On the fiscal front, the market has been expecting some action, particularly a diesel price hike for a long time. May be that’s a bit overhyped that particular point about the diesel prices. But some kind of control has to be demonstrated. The fact that we are cognizant of the issues on the fiscal front, I don’t think we need miracles there. But we need some action to show that there is something to keep a lid on the fiscal deficit from going away.

On the growth front action is required as well. A lot of the issues both on the current account as well as on the fiscal front, find their genesis in the lack of growth particularly infrastructure and investments. We do need things happening there which give a fillip to actual infrastructure investments in the country. Both these are required to give market the confidence that the worst is behind us for dollar-rupee. Expect that to pan out hopefully over the next few months while things will remain choppy. Hopefully, we will see a level below 55 in the months to come.

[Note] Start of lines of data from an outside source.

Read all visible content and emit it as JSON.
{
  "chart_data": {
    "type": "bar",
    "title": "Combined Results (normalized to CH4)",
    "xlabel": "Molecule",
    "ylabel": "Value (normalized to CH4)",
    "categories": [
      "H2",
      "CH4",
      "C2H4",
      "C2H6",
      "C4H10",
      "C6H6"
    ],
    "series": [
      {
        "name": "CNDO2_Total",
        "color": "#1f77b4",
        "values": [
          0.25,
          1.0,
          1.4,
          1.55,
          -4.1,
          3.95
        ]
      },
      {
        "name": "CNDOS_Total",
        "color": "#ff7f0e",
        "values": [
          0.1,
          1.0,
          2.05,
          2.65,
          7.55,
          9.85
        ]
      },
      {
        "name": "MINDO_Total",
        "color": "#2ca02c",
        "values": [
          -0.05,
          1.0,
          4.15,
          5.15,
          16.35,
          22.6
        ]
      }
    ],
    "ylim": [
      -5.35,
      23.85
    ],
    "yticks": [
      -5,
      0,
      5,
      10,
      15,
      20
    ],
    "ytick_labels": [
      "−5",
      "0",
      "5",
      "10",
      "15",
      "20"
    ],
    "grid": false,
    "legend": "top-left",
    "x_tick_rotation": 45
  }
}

Q: Is the market still hopeful about a movement on diesel after the parliament session and the Finance Minister spoke about a fiscal consolidation road map? Can we lend any credence to that? Is anything possible on the fiscal consolidation at this point?

A: It definitely is. Maybe the market’s focusing too much narrowly on diesel prices, sure that would be a good place to start given that’s an obvious area of subsidy. But some control and some ways of showing higher revenue, which sort of address the overall fiscal deficit is what the market is looking for basically to assuage rating agencies.

I don’t think the rating agencies are looking for miracles. They are looking for a sense that people are aware of the issues relating to the fisc and are taking valid steps towards controlling that.

There is definitely an expectation and hope in the market that there would be some concrete steps to follow up on the very positive statements, which came out from the Finance Minister yesterday to address the fiscal front. We need something on the growth front as well for macro economic stability.